Trick or threat? How zombie IoT devices surprised the internet
“Trick or treeeat!” Hearing kids yell that at your front door means one thing: if you don't give them candy, you can count on being the target of some rather mean jokes.
Compared to that, millions of routers, security cameras and other IoT (Internet of Things) devices that knocked on the door of Dyn DNS a week before Halloween didn't offer any such option. Instead, they formed one giant zombie army with a single malicious aim – to take down the internet and some of its most popular services.
ESET, as well as many other security vendors, have accurately predicted that IoT security would become an important topic this year. However, the most frequently voiced concerns were that these devices might become a large source of leaked owner data, or might be targeted as a weak security link in home networks. But things don't always turn out the way you expect, right?
Last week's massive DDoS attacks, as well as hits on Brian Krebs' website, have shown that private information wasn't the main focus of cybercriminals - at least not for now. Their aim has been to gain control over millions of IoT devices and direct their power towards any target they choose.
What these attacks prove is that there are tens of millions of devices that can be exploited due to poor security practices such as employing default usernames or passwords or running vulnerable and out-of-date firmware.
And even though Dyn was able to mitigate the attacks in a matter of hours, this may only be the beginning of a “DDoS war” in the coming months.

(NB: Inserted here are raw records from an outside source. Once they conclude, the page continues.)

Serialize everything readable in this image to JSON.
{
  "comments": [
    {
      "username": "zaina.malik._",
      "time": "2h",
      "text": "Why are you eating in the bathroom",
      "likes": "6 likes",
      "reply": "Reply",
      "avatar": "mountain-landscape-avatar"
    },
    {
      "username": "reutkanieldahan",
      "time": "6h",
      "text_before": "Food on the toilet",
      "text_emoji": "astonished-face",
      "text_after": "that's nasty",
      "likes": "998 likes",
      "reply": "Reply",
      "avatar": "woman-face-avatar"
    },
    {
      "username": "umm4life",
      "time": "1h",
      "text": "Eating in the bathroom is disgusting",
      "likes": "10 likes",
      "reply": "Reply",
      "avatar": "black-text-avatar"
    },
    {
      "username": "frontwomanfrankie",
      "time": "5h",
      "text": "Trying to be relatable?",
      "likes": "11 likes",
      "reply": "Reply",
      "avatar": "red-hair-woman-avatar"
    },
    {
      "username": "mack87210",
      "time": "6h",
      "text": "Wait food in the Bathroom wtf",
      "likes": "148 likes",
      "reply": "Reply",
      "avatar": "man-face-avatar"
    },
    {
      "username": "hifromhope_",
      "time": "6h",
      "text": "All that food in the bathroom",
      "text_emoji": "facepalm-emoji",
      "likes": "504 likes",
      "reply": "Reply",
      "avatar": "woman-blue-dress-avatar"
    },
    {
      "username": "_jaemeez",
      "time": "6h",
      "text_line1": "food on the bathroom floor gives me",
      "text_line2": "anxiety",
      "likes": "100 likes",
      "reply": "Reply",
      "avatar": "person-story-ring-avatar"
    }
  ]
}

To understand the possible scale, let's look at the numbers. According to Gartner, there were close to five billion IoT devices on the market (including the automotive industry) by the end of 2015. If the same estimates are correct, in 2020 this figure will grow to over 25 billion.

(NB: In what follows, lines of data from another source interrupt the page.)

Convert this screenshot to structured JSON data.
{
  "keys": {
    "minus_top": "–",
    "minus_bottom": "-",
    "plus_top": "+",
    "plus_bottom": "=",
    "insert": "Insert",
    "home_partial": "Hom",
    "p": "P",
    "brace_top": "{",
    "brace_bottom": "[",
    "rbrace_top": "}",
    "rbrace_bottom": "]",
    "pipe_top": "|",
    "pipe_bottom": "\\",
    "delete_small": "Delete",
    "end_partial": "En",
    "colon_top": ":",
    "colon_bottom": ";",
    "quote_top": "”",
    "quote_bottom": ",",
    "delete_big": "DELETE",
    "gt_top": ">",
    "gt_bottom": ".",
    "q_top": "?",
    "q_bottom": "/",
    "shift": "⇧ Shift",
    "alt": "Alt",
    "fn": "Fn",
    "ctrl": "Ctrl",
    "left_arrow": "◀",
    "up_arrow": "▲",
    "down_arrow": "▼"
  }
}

Without a shift towards more security in the IoT field at all levels – ranging from producers, who need to build their software and hardware with security in mind, all the way to regulators, who have to put proper constraints in place to enforce higher standards – this problem could get much worse.
And let's not forget about end users. Even you as a home user can contribute to the solution, in multiple ways:
- The first step would be to buy quality IoT devices that are up to current security standards, and to avoid cheap substitutes that are being built without a focus on this aspect.
- You can also run tests to find vulnerabilities in your hardware – such as default factory passwords or out-of-date software (firmware) – and change or patch them.
- Carefully set up IoT devices that you already have back home, such as your router.